Under the early Christian emperors, the power of divorce remained, as before, subject to the observance of certain forms. Justinian restricted the power of divorce, both on the part of the husband and the wife, to certain cases, and he did not allow a divorce even by the consent of both parties, unless the object of the parties was to live a life of chastity; a concession made to the opinions of his Christian subjects.

The term repudium, it is said, properly applies to a marriage only contracted [Matrimonium], and divortium to an actual marriage (Dig. 50 tit. 16 s101, 191); but sometimes divortium and repudium appear to be used indifferently. The phrases to express a divorce are, nuncium remittere, divortium facere; and the form of the words might be as follow — "Tuas res tibi habeto, tuas res tibi agito." (Cic. Phil. II.28; Plaut. Amphit. III.2.47, Trinum. II.1.43). The phrases used to express the renunciation of a marriage contract were, renuntiare repudium, repudium remittere, dicere, and repudiare; and the form of words might be, "Conditione tua non utor." (Dig. 24 tit. 2; Ulp. Frag. VI; Heinecc. Syntagma; Cod. 5 17 and 24; Rein, Das Römische Privatrecht; and as to the later Roman Law, Thibaut, System, &c. 9th ed.).

[G.L.]


Thayer's Note:

a 9 oboli per drachma: So the text of the article.
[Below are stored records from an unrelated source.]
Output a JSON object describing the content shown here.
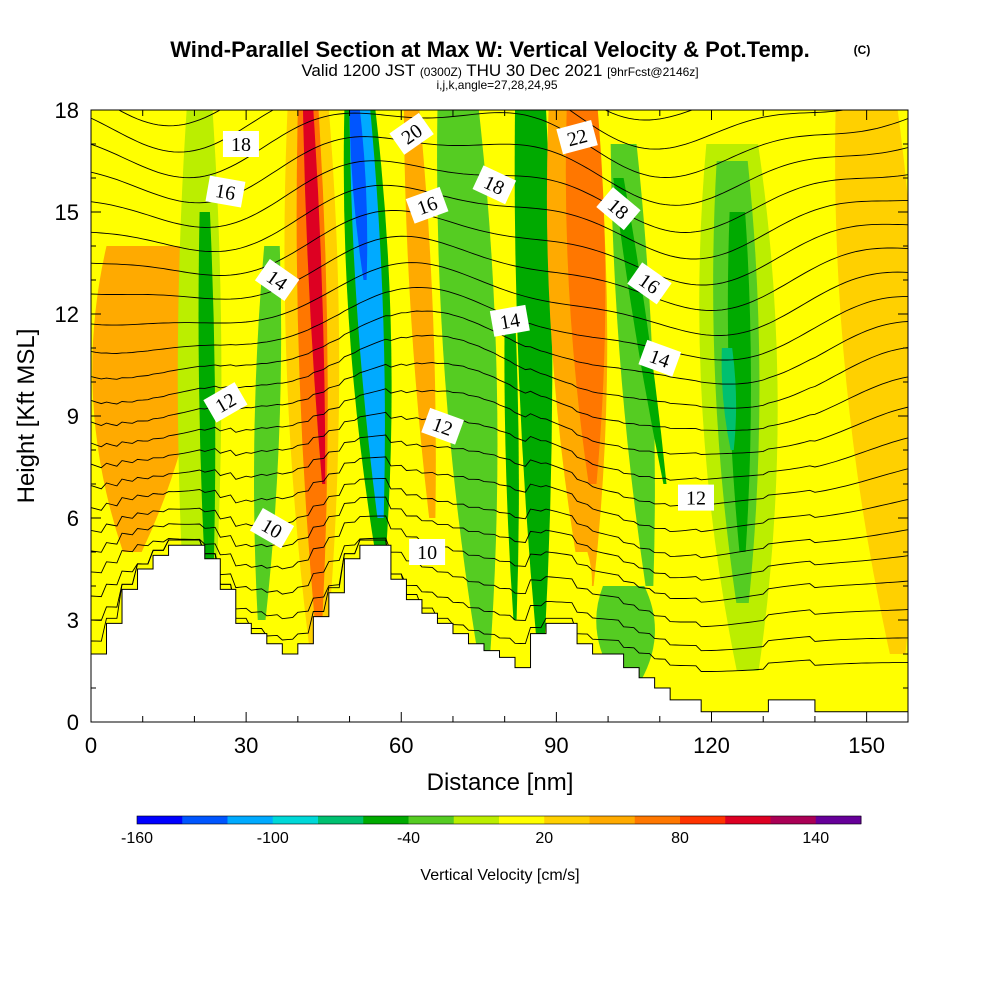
{
  "chart_data": {
    "type": "heatmap",
    "title": "Wind-Parallel Section at Max W: Vertical Velocity & Pot.Temp.",
    "title_mark": "(C)",
    "subtitle_parts": [
      "Valid 1200 JST",
      "(0300Z)",
      "THU 30 Dec 2021",
      "[9hrFcst@2146z]"
    ],
    "subtitle2": "i,j,k,angle=27,28,24,95",
    "xlabel": "Distance [nm]",
    "ylabel": "Height [Kft MSL]",
    "xlim": [
      0,
      158
    ],
    "ylim": [
      0,
      18
    ],
    "xticks": [
      0,
      30,
      60,
      90,
      120,
      150
    ],
    "yticks": [
      0,
      3,
      6,
      9,
      12,
      15,
      18
    ],
    "colorbar": {
      "label": "Vertical Velocity [cm/s]",
      "ticks": [
        -160,
        -100,
        -40,
        20,
        80,
        140
      ],
      "bounds": [
        -160,
        160
      ],
      "colors": [
        "#0000ff",
        "#0055ff",
        "#00aaff",
        "#00d8d8",
        "#00c070",
        "#00aa00",
        "#55cc22",
        "#bbee00",
        "#ffff00",
        "#ffd000",
        "#ffaa00",
        "#ff7700",
        "#ff3300",
        "#dd0022",
        "#aa0055",
        "#660099"
      ]
    },
    "velocity_bands": [
      {
        "x0": 8,
        "w0": 12,
        "x1": 12,
        "w1": 18,
        "y0": 5,
        "y1": 14,
        "value": 50
      },
      {
        "x0": 21,
        "w0": 9,
        "x1": 21,
        "w1": 5,
        "y0": 0,
        "y1": 18,
        "value": -20
      },
      {
        "x0": 23,
        "w0": 3,
        "x1": 22,
        "w1": 2,
        "y0": 3,
        "y1": 15,
        "value": -45
      },
      {
        "x0": 33,
        "w0": 5,
        "x1": 35,
        "w1": 3,
        "y0": 3,
        "y1": 14,
        "value": -35
      },
      {
        "x0": 44,
        "w0": 8,
        "x1": 42,
        "w1": 8,
        "y0": 1.5,
        "y1": 18,
        "value": 35
      },
      {
        "x0": 44,
        "w0": 5,
        "x1": 42,
        "w1": 4,
        "y0": 3,
        "y1": 18,
        "value": 75
      },
      {
        "x0": 45,
        "w0": 2,
        "x1": 42,
        "w1": 2,
        "y0": 7,
        "y1": 18,
        "value": 100
      },
      {
        "x0": 56,
        "w0": 7,
        "x1": 52,
        "w1": 6,
        "y0": 5,
        "y1": 18,
        "value": -60
      },
      {
        "x0": 56,
        "w0": 4,
        "x1": 52,
        "w1": 4,
        "y0": 6,
        "y1": 18,
        "value": -110
      },
      {
        "x0": 53,
        "w0": 2,
        "x1": 51,
        "w1": 2,
        "y0": 13,
        "y1": 18,
        "value": -140
      },
      {
        "x0": 66,
        "w0": 4,
        "x1": 62,
        "w1": 3,
        "y0": 6,
        "y1": 18,
        "value": 40
      },
      {
        "x0": 76,
        "w0": 8,
        "x1": 71,
        "w1": 8,
        "y0": 2,
        "y1": 18,
        "value": -35
      },
      {
        "x0": 87,
        "w0": 4,
        "x1": 85,
        "w1": 6,
        "y0": 2,
        "y1": 18,
        "value": -50
      },
      {
        "x0": 82,
        "w0": 2,
        "x1": 81,
        "w1": 2,
        "y0": 3,
        "y1": 12,
        "value": -45
      },
      {
        "x0": 96,
        "w0": 8,
        "x1": 93,
        "w1": 9,
        "y0": 4,
        "y1": 18,
        "value": 45
      },
      {
        "x0": 97,
        "w0": 5,
        "x1": 95,
        "w1": 6,
        "y0": 7,
        "y1": 18,
        "value": 75
      },
      {
        "x0": 108,
        "w0": 5,
        "x1": 103,
        "w1": 5,
        "y0": 4,
        "y1": 17,
        "value": -35
      },
      {
        "x0": 111,
        "w0": 2,
        "x1": 102,
        "w1": 2,
        "y0": 7,
        "y1": 16,
        "value": -45
      },
      {
        "x0": 127,
        "w0": 14,
        "x1": 124,
        "w1": 10,
        "y0": 1.5,
        "y1": 17,
        "value": -10
      },
      {
        "x0": 126,
        "w0": 8,
        "x1": 124,
        "w1": 6,
        "y0": 3.5,
        "y1": 16.5,
        "value": -35
      },
      {
        "x0": 126,
        "w0": 4,
        "x1": 125,
        "w1": 3,
        "y0": 5,
        "y1": 15,
        "value": -48
      },
      {
        "x0": 124,
        "w0": 2,
        "x1": 123,
        "w1": 2,
        "y0": 8,
        "y1": 11,
        "value": -70
      },
      {
        "x0": 156,
        "w0": 10,
        "x1": 150,
        "w1": 12,
        "y0": 2,
        "y1": 18,
        "value": 30
      },
      {
        "x0": 104,
        "w0": 10,
        "x1": 103,
        "w1": 8,
        "y0": 1,
        "y1": 4,
        "value": -30
      },
      {
        "x0": 93,
        "w0": 6,
        "x1": 93,
        "w1": 6,
        "y0": 2.5,
        "y1": 5,
        "value": 15
      }
    ],
    "terrain_kft": [
      {
        "x": 0,
        "h": 2.0
      },
      {
        "x": 3,
        "h": 2.9
      },
      {
        "x": 6,
        "h": 3.9
      },
      {
        "x": 9,
        "h": 4.5
      },
      {
        "x": 12,
        "h": 4.9
      },
      {
        "x": 15,
        "h": 5.2
      },
      {
        "x": 22,
        "h": 4.8
      },
      {
        "x": 25,
        "h": 3.9
      },
      {
        "x": 28,
        "h": 2.9
      },
      {
        "x": 31,
        "h": 2.6
      },
      {
        "x": 34,
        "h": 2.3
      },
      {
        "x": 37,
        "h": 2.0
      },
      {
        "x": 40,
        "h": 2.3
      },
      {
        "x": 43,
        "h": 3.1
      },
      {
        "x": 46,
        "h": 3.8
      },
      {
        "x": 49,
        "h": 4.8
      },
      {
        "x": 52,
        "h": 5.2
      },
      {
        "x": 58,
        "h": 4.2
      },
      {
        "x": 61,
        "h": 3.6
      },
      {
        "x": 64,
        "h": 3.2
      },
      {
        "x": 67,
        "h": 2.9
      },
      {
        "x": 70,
        "h": 2.6
      },
      {
        "x": 73,
        "h": 2.3
      },
      {
        "x": 76,
        "h": 2.1
      },
      {
        "x": 79,
        "h": 1.9
      },
      {
        "x": 82,
        "h": 1.6
      },
      {
        "x": 85,
        "h": 2.6
      },
      {
        "x": 88,
        "h": 2.9
      },
      {
        "x": 94,
        "h": 2.3
      },
      {
        "x": 97,
        "h": 2.0
      },
      {
        "x": 100,
        "h": 2.0
      },
      {
        "x": 103,
        "h": 1.6
      },
      {
        "x": 106,
        "h": 1.3
      },
      {
        "x": 109,
        "h": 1.0
      },
      {
        "x": 112,
        "h": 0.65
      },
      {
        "x": 118,
        "h": 0.3
      },
      {
        "x": 131,
        "h": 0.65
      },
      {
        "x": 140,
        "h": 0.3
      },
      {
        "x": 158,
        "h": 0.3
      }
    ],
    "theta_contours": [
      {
        "base": 1.5
      },
      {
        "base": 2.2
      },
      {
        "base": 3.0
      },
      {
        "base": 3.8
      },
      {
        "base": 4.5
      },
      {
        "base": 5.2
      },
      {
        "base": 6.0
      },
      {
        "base": 6.8
      },
      {
        "base": 7.6
      },
      {
        "base": 8.4
      },
      {
        "base": 9.2
      },
      {
        "base": 10.0
      },
      {
        "base": 10.8
      },
      {
        "base": 11.6
      },
      {
        "base": 12.4
      },
      {
        "base": 13.2
      },
      {
        "base": 14.0
      },
      {
        "base": 14.8
      },
      {
        "base": 15.6
      },
      {
        "base": 16.4
      },
      {
        "base": 17.2
      },
      {
        "base": 18.0
      },
      {
        "base": 18.8
      }
    ],
    "contour_labels": [
      {
        "text": "18",
        "x": 29,
        "y": 17.0,
        "angle": 0
      },
      {
        "text": "16",
        "x": 26,
        "y": 15.6,
        "angle": 10
      },
      {
        "text": "14",
        "x": 36,
        "y": 13.0,
        "angle": 35
      },
      {
        "text": "12",
        "x": 26,
        "y": 9.4,
        "angle": -30
      },
      {
        "text": "10",
        "x": 35,
        "y": 5.7,
        "angle": 30
      },
      {
        "text": "20",
        "x": 62,
        "y": 17.3,
        "angle": -35
      },
      {
        "text": "16",
        "x": 65,
        "y": 15.2,
        "angle": -20
      },
      {
        "text": "12",
        "x": 68,
        "y": 8.7,
        "angle": 20
      },
      {
        "text": "10",
        "x": 65,
        "y": 5.0,
        "angle": 0
      },
      {
        "text": "18",
        "x": 78,
        "y": 15.8,
        "angle": 25
      },
      {
        "text": "14",
        "x": 81,
        "y": 11.8,
        "angle": -10
      },
      {
        "text": "22",
        "x": 94,
        "y": 17.2,
        "angle": -15
      },
      {
        "text": "18",
        "x": 102,
        "y": 15.1,
        "angle": 40
      },
      {
        "text": "16",
        "x": 108,
        "y": 12.9,
        "angle": 35
      },
      {
        "text": "14",
        "x": 110,
        "y": 10.7,
        "angle": 20
      },
      {
        "text": "12",
        "x": 117,
        "y": 6.6,
        "angle": 0
      }
    ]
  }
}
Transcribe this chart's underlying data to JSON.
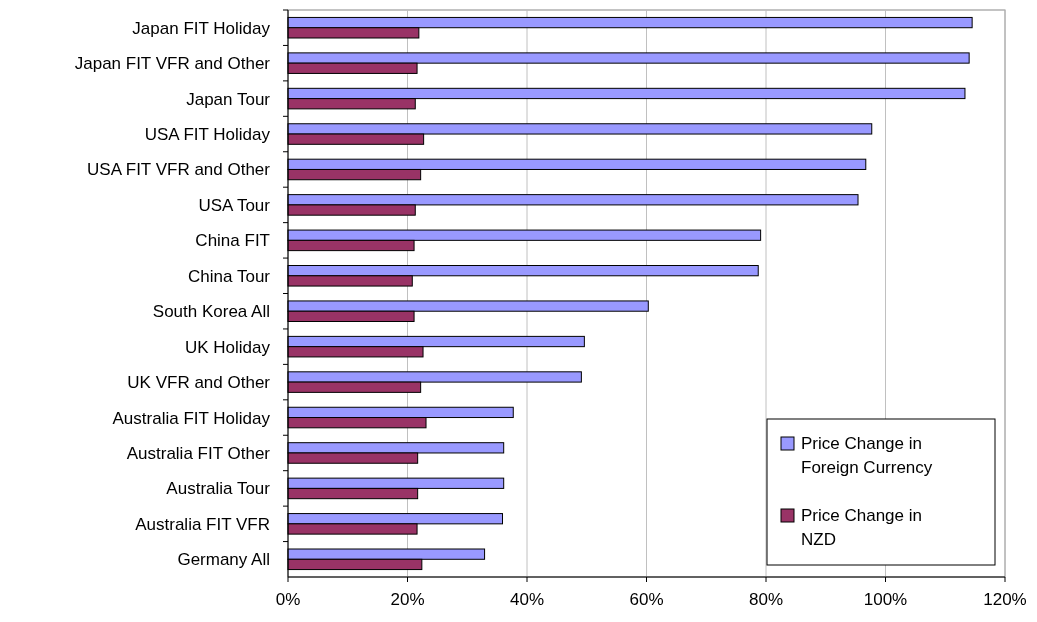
{
  "chart_data": {
    "type": "bar",
    "orientation": "horizontal",
    "categories": [
      "Japan FIT Holiday",
      "Japan FIT VFR and Other",
      "Japan Tour",
      "USA FIT Holiday",
      "USA FIT VFR and Other",
      "USA Tour",
      "China FIT",
      "China Tour",
      "South Korea All",
      "UK Holiday",
      "UK VFR and Other",
      "Australia FIT Holiday",
      "Australia FIT Other",
      "Australia Tour",
      "Australia FIT VFR",
      "Germany All"
    ],
    "series": [
      {
        "name": "Price Change in Foreign Currency",
        "color": "#9999ff",
        "values": [
          114.5,
          114.0,
          113.3,
          97.7,
          96.7,
          95.4,
          79.1,
          78.7,
          60.3,
          49.6,
          49.1,
          37.7,
          36.1,
          36.1,
          35.9,
          32.9
        ]
      },
      {
        "name": "Price Change in NZD",
        "color": "#993366",
        "values": [
          21.9,
          21.6,
          21.3,
          22.7,
          22.2,
          21.3,
          21.1,
          20.8,
          21.1,
          22.6,
          22.2,
          23.1,
          21.7,
          21.7,
          21.6,
          22.4
        ]
      }
    ],
    "xlim": [
      0,
      120
    ],
    "xticks": [
      {
        "value": 0,
        "label": "0%"
      },
      {
        "value": 20,
        "label": "20%"
      },
      {
        "value": 40,
        "label": "40%"
      },
      {
        "value": 60,
        "label": "60%"
      },
      {
        "value": 80,
        "label": "80%"
      },
      {
        "value": 100,
        "label": "100%"
      },
      {
        "value": 120,
        "label": "120%"
      }
    ],
    "grid": "x",
    "legend": "bottom right"
  }
}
This must surely be some kind of mistake, however: there were 6 obols to the Attic drachma; this would be a rate of 150% a month.

Two possible emendations: 9 lepta per drachma (a rate of 9336 = 2.68% a month, reimbursing the dowry in just over three years), or 9 obols per mina (a rate of 9600 = 1.5% a month, which would reimburse it in five and a half years). Even these figures seem high to me, frankly: if this figure matters, you should check the primary source — as always.